Re: [PATCH RFC] sched/fair: Avoid unnecessary IPIs for ILB

From: Joel Fernandes
Date: Tue Oct 10 2023 - 15:32:13 EST




On Tue, Oct 10, 2023 at 3:15 AM Vincent Guittot <vincent.guittot@xxxxxxxxxx> wrote:
>
> On Sun, 8 Oct 2023 at 19:35, Joel Fernandes <joel@xxxxxxxxxxxxxxxxx> wrote:
[...]
> > One thing I am confused about in the original code is:
> >
> > tick_nohz_idle_stop_tick() is what sets the nohz.idle_cpus_mask.
> > However, nohz_run_idle_balance() is called before that can happen, in
> > do_idle(). So it is possible that NOHZ_NEWILB_KICK is set for a CPU but it is
> > not yet in the mask.
>
> 2 things:
> - update of nohz.idle_cpus_mask is not strictly aligned with cpu
> entering/exiting idle state. It is set when entering but only cleared
> during the next tick on the cpu because nohz.idle_cpus_mask is a
> bottleneck when all CPUs enter/exit idle at high rate (usec). This
> implies that a cpu entering idle can already be set in
> nohz.idle_cpus_mask
> - NOHZ_NEWILB_KICK is more about updating blocked load of others
> already idle CPUs than the one entering idle which has already updated
> its blocked load in newidle_balance()
>
> The goal of nohz_run_idle_balance() is to run ILB only for updating
> the blocked load of already idle CPUs without waking up one of those
> idle CPUs and outside the preempt disable / irq off phase of the local
> cpu about to enter idle because it can take a long time.

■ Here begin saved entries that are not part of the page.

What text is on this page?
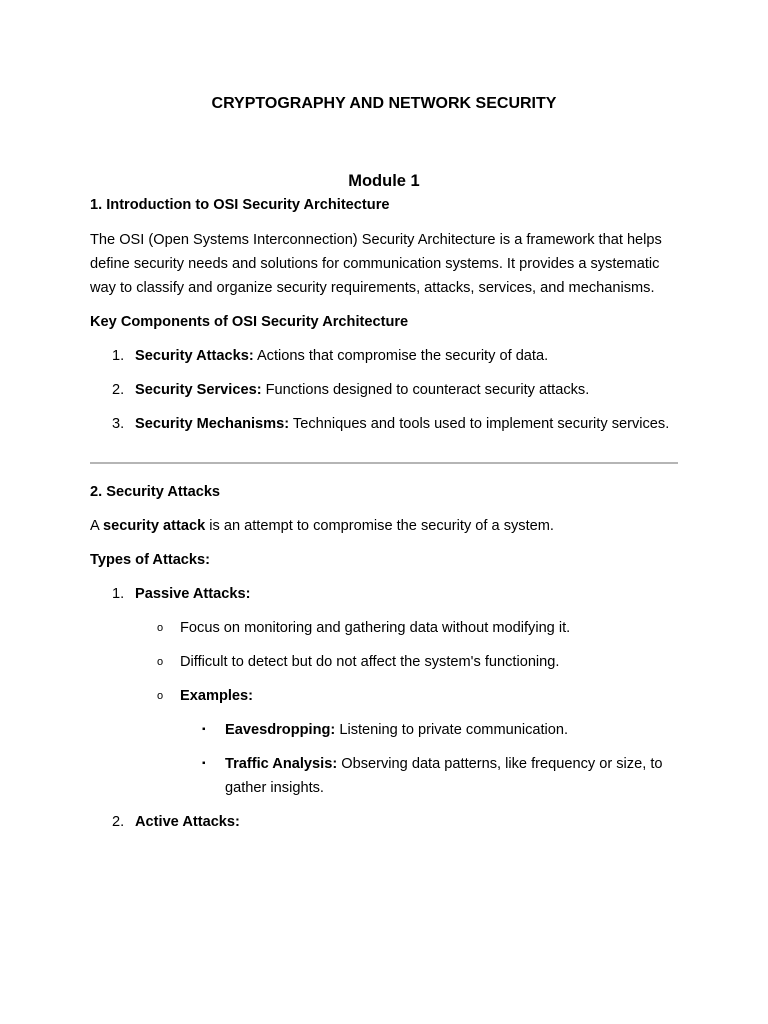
CRYPTOGRAPHY AND NETWORK SECURITY
Module 1
1. Introduction to OSI Security Architecture

The OSI (Open Systems Interconnection) Security Architecture is a framework that helps define security needs and solutions for communication systems. It provides a systematic way to classify and organize security requirements, attacks, services, and mechanisms.

Key Components of OSI Security Architecture

1. Security Attacks: Actions that compromise the security of data.
2. Security Services: Functions designed to counteract security attacks.
3. Security Mechanisms: Techniques and tools used to implement security services.
2. Security Attacks

A security attack is an attempt to compromise the security of a system.

Types of Attacks:

1. Passive Attacks:
o Focus on monitoring and gathering data without modifying it.
o Difficult to detect but do not affect the system's functioning.
o Examples:
▪ Eavesdropping: Listening to private communication.
▪ Traffic Analysis: Observing data patterns, like frequency or size, to gather insights.
2. Active Attacks:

This makes complete sense, thank you for the background on this!

Vineeth was just telling me in a 1:1 that he also tried doing the removal of
the CPU from the idle mask in the restart-tick path. The result was that even
though the mask modification is not as often as when doing it during the CPU
coming out of idle, it is still higher than just doing it from the next busy
tick, like in current mainline.

As next steps we are looking into:
1. Monitor how often we set NEXT_KICK -- we think we can reduce the frequency
of these even more and keep the overhead low.

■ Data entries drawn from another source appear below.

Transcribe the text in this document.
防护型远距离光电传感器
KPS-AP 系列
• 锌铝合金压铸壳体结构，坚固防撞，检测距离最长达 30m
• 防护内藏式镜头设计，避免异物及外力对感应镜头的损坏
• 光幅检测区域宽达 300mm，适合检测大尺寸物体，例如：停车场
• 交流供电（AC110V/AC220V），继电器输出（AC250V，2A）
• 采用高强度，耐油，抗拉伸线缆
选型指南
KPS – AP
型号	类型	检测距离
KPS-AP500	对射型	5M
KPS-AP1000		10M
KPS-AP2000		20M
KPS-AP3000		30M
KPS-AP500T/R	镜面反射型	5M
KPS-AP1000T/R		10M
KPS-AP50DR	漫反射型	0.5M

2. Look more into the parallelism of nohz.next_balance updates (due to our
next NEXT_KICK setting) and handle any race conditions. We are at the moment
looking into if nohz.next_balance does not get set to the earliest value
because of a race, and if so retry the operation.

Something like (untested):

if (likely(update_next_balance)) {
do {
WRITE_ONCE(nohz.next_balance, next_balance);
if (likely(READ_ONCE(nohz.next_balance) <= next_balance)) {
break;
}
cpu_relax();
}
}

Or a try_cmpxchg loop.

I think after these items and a bit more testing, we should be good to send v2.

Thanks.